Understand Allocation of matrix c

Question

I have the following function:

float **alloc_float_matrix(int n) {
    int i;
    float **m = (float**)calloc(n, sizeof(float*));
    for (i = 0; i < n; i++) {
        m[i] = (float*)calloc(n, sizeof(float));
    }
    return m;
}

I want to find out why is this works

float **m = (float**)calloc(n, sizeof(float*));

And how will be memory allocated. What i want to see is the layout of addresses. In this moment i think is: m is pointing to an array of arrays. And after that are the next n element for each array

m[1] m[2] m[3] m[4] m[5]... m[n] (row1)n[1] n[2] n[3] n[4] n[5] n[6] n[7] ...n[n] (row2)n[1] n[2] n[3] n[4] n[5] n[6] n[7] ...n[n]...

Is this representation correct?

Answer 1

What have you done here:

float **m = (float**)calloc(n, sizeof(float*));

1. You have created a pointer of type float**.

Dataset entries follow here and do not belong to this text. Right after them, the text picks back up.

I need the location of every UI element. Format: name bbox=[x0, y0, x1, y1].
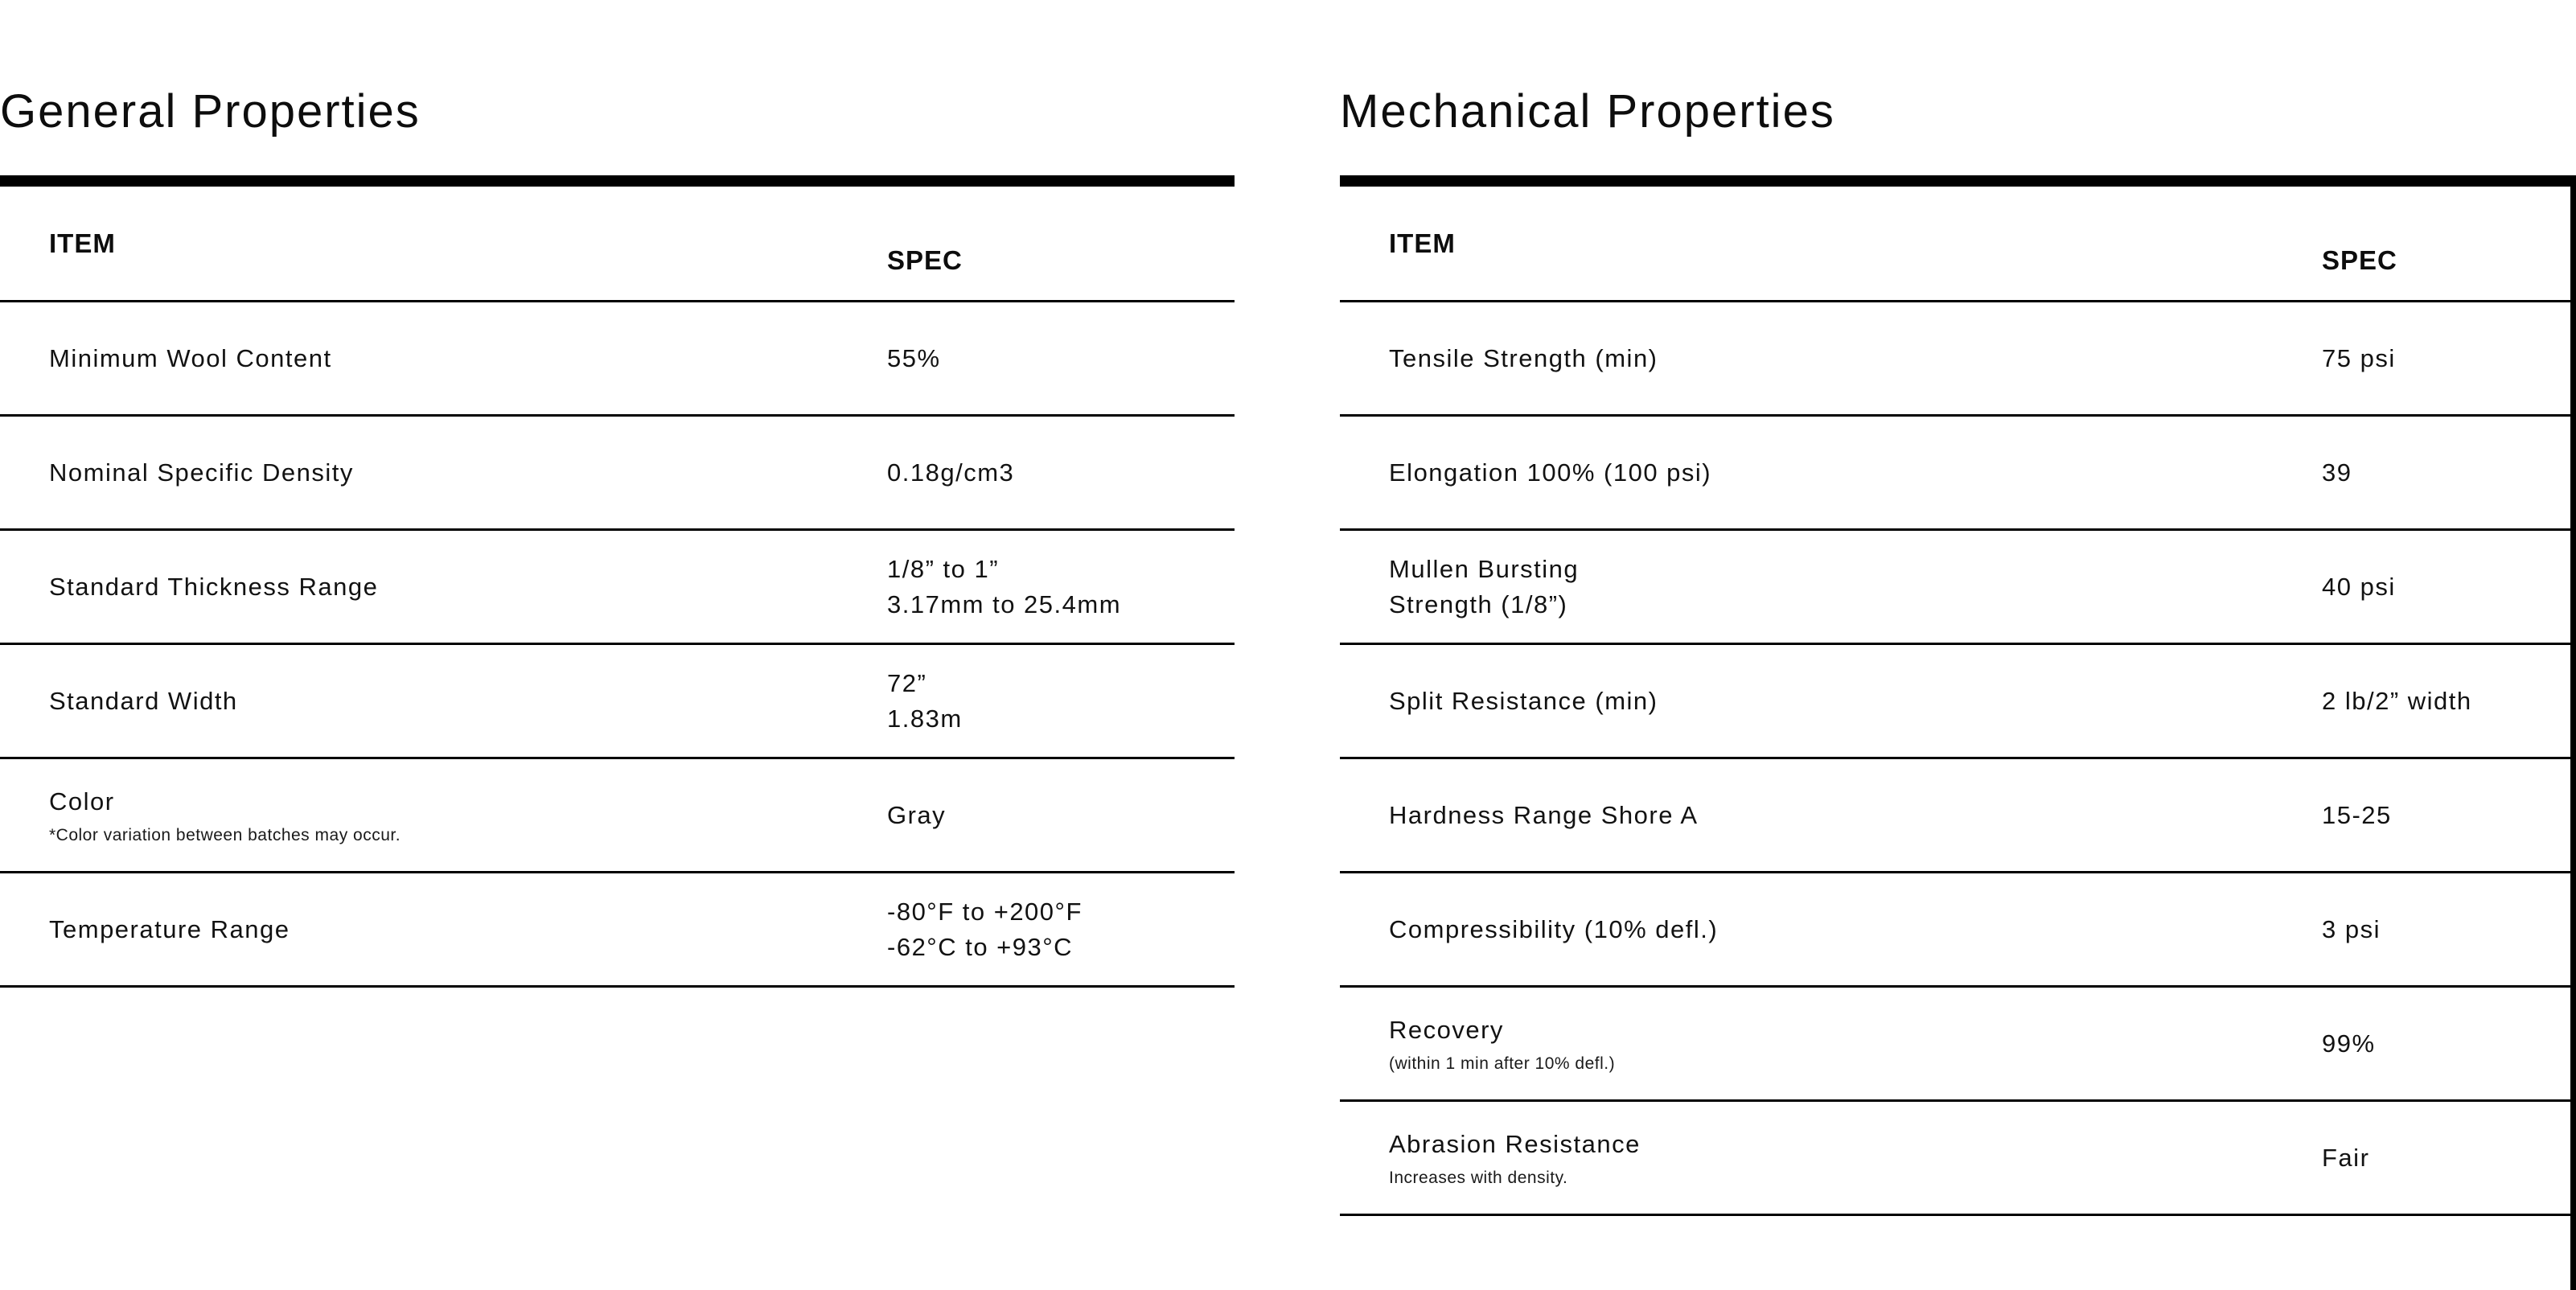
spec-cell: 39 bbox=[2322, 455, 2576, 490]
item-cell: Mullen Bursting Strength (1/8”) bbox=[1340, 552, 2322, 622]
item-cell: Split Resistance (min) bbox=[1340, 684, 2322, 718]
table-row: Mullen Bursting Strength (1/8”) 40 psi bbox=[1340, 531, 2576, 645]
item-label: Standard Width bbox=[49, 686, 238, 715]
spec-column-header: SPEC bbox=[2322, 245, 2397, 276]
item-note: Increases with density. bbox=[1389, 1168, 1568, 1187]
panel-divider-bar bbox=[0, 175, 1235, 187]
item-label: Temperature Range bbox=[49, 914, 290, 943]
spec-value: 15-25 bbox=[2322, 800, 2392, 829]
spec-value: 75 psi bbox=[2322, 343, 2396, 372]
item-label: Elongation 100% (100 psi) bbox=[1389, 458, 1712, 487]
item-label: Minimum Wool Content bbox=[49, 343, 332, 372]
item-cell: Hardness Range Shore A bbox=[1340, 798, 2322, 832]
item-note: *Color variation between batches may occ… bbox=[49, 825, 401, 844]
spec-cell: 40 psi bbox=[2322, 569, 2576, 604]
spec-cell: Fair bbox=[2322, 1140, 2576, 1175]
spec-cell: 99% bbox=[2322, 1026, 2576, 1061]
table-row: Nominal Specific Density 0.18g/cm3 bbox=[0, 417, 1235, 531]
spec-value: 3 psi bbox=[2322, 914, 2381, 943]
spec-cell: 0.18g/cm3 bbox=[887, 455, 1235, 490]
item-cell: Recovery (within 1 min after 10% defl.) bbox=[1340, 1013, 2322, 1074]
item-cell: Abrasion Resistance Increases with densi… bbox=[1340, 1127, 2322, 1189]
spec-value: 99% bbox=[2322, 1029, 2376, 1058]
item-label: Split Resistance (min) bbox=[1389, 686, 1658, 715]
table-row: Recovery (within 1 min after 10% defl.) … bbox=[1340, 988, 2576, 1102]
spec-value: 55% bbox=[887, 343, 941, 372]
spec-cell: 2 lb/2” width bbox=[2322, 684, 2576, 718]
table-row: Compressibility (10% defl.) 3 psi bbox=[1340, 873, 2576, 988]
general-properties-panel: General Properties ITEM SPEC Minimum Woo… bbox=[0, 0, 1235, 1290]
item-label: Abrasion Resistance bbox=[1389, 1130, 1641, 1159]
spec-value: 40 psi bbox=[2322, 572, 2396, 601]
spec-value: -80°F to +200°F -62°C to +93°C bbox=[887, 898, 1083, 961]
table-row: Abrasion Resistance Increases with densi… bbox=[1340, 1102, 2576, 1216]
panel-divider-bar bbox=[1340, 175, 2576, 187]
item-note: (within 1 min after 10% defl.) bbox=[1389, 1054, 1616, 1073]
table-row: Standard Thickness Range 1/8” to 1” 3.17… bbox=[0, 531, 1235, 645]
table-row: Color *Color variation between batches m… bbox=[0, 759, 1235, 873]
table-row: Temperature Range -80°F to +200°F -62°C … bbox=[0, 873, 1235, 988]
item-cell: Color *Color variation between batches m… bbox=[0, 784, 887, 846]
table-row: Standard Width 72” 1.83m bbox=[0, 645, 1235, 759]
item-cell: Standard Width bbox=[0, 684, 887, 718]
spec-cell: -80°F to +200°F -62°C to +93°C bbox=[887, 894, 1235, 964]
spec-value: 1/8” to 1” 3.17mm to 25.4mm bbox=[887, 555, 1122, 618]
spec-cell: 72” 1.83m bbox=[887, 666, 1235, 736]
mechanical-properties-panel: Mechanical Properties ITEM SPEC Tensile … bbox=[1340, 0, 2576, 1290]
table-row: Tensile Strength (min) 75 psi bbox=[1340, 302, 2576, 417]
item-cell: Minimum Wool Content bbox=[0, 341, 887, 376]
table-row: Hardness Range Shore A 15-25 bbox=[1340, 759, 2576, 873]
item-label: Color bbox=[49, 787, 115, 816]
table-header-row: ITEM SPEC bbox=[0, 187, 1235, 302]
general-properties-title: General Properties bbox=[0, 84, 421, 138]
spec-value: 0.18g/cm3 bbox=[887, 458, 1015, 487]
right-edge-rule bbox=[2570, 175, 2576, 1290]
item-cell: Tensile Strength (min) bbox=[1340, 341, 2322, 376]
mechanical-properties-title: Mechanical Properties bbox=[1340, 84, 1835, 138]
mechanical-properties-table: ITEM SPEC Tensile Strength (min) 75 psi … bbox=[1340, 187, 2576, 1216]
table-row: Elongation 100% (100 psi) 39 bbox=[1340, 417, 2576, 531]
item-cell: Compressibility (10% defl.) bbox=[1340, 912, 2322, 947]
spec-column-header: SPEC bbox=[887, 245, 963, 276]
spec-cell: 75 psi bbox=[2322, 341, 2576, 376]
spec-cell: 15-25 bbox=[2322, 798, 2576, 832]
general-properties-table: ITEM SPEC Minimum Wool Content 55% Nomin… bbox=[0, 187, 1235, 988]
spec-value: Gray bbox=[887, 800, 947, 829]
table-header-row: ITEM SPEC bbox=[1340, 187, 2576, 302]
spec-value: 39 bbox=[2322, 458, 2352, 487]
item-cell: Temperature Range bbox=[0, 912, 887, 947]
item-cell: Elongation 100% (100 psi) bbox=[1340, 455, 2322, 490]
item-label: Tensile Strength (min) bbox=[1389, 343, 1658, 372]
item-column-header: ITEM bbox=[49, 228, 116, 258]
item-label: Standard Thickness Range bbox=[49, 572, 379, 601]
spec-cell: 3 psi bbox=[2322, 912, 2576, 947]
item-column-header: ITEM bbox=[1389, 228, 1456, 258]
item-cell: Standard Thickness Range bbox=[0, 569, 887, 604]
spec-cell: Gray bbox=[887, 798, 1235, 832]
item-label: Nominal Specific Density bbox=[49, 458, 354, 487]
item-label: Mullen Bursting Strength (1/8”) bbox=[1389, 555, 1580, 618]
spec-value: 2 lb/2” width bbox=[2322, 686, 2472, 715]
item-label: Hardness Range Shore A bbox=[1389, 800, 1699, 829]
spec-cell: 1/8” to 1” 3.17mm to 25.4mm bbox=[887, 552, 1235, 622]
item-label: Compressibility (10% defl.) bbox=[1389, 914, 1719, 943]
spec-value: Fair bbox=[2322, 1143, 2370, 1172]
item-label: Recovery bbox=[1389, 1016, 1504, 1045]
spec-cell: 55% bbox=[887, 341, 1235, 376]
spec-value: 72” 1.83m bbox=[887, 669, 963, 733]
item-cell: Nominal Specific Density bbox=[0, 455, 887, 490]
table-row: Minimum Wool Content 55% bbox=[0, 302, 1235, 417]
table-row: Split Resistance (min) 2 lb/2” width bbox=[1340, 645, 2576, 759]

2. Then you assign this pointer the initial address of a sequential block of memory consisting of

   (n * sizeof(float*))

bytes. All these bytes have got the value of zero in them. You can address n elements now from this memory block, each holding

sizeof(float*)

bytes, i.e:

m[0], m[1], m[2], ... , m[n - 1]

where m[0] will return you the actual value of the first element from the memory block, which is a memory address.

3. The next thing you do is: you take each of these elements (m[0], m[1], etc.) and assign to each of them new different memory blocks at different memory locations. Each of these memory blocks consist of

   (n * sizeof(float*))

bytes and you can address n elements, where each element consists of

sizeof(float)

bytes, i.e:

(row 0) m[0][0], m[0][1], m[0][2], . . ., m[0][n - 1]

(row 1) m[1][0], m[1][1], m[1][2], . . ., m[1][n - 1]

. . .

(row n - 1) m[n - 1][0], m[n - 1][1], m[n - 1][2], . . ., m[n - 1][n - 1]

So overall, what you get is: An array, m, that holds n consecutive memory addresses where each of those memory addresses point to n memory blocks all located at different addresses. Each of them hold

(n * sizeof(float))

bytes, all consecutive. You cannot say that the next memory location after m[0][n - 1] is m[1][0], but you can say that the next memory location after m[0][n - 2] is m[0][n - 1]

Answer 2

The line

float **m = (float**)calloc(n, sizeof(float*));

allocates n pointers of type float*. In the next loop, all of the n float* are assigned to another n float*.

In the line mentioned above you first create n float-pointers that are like a one-dimensional array. In the loop, all of these pointers are assigned to another n-sized 'array' and you get a nxn matrix.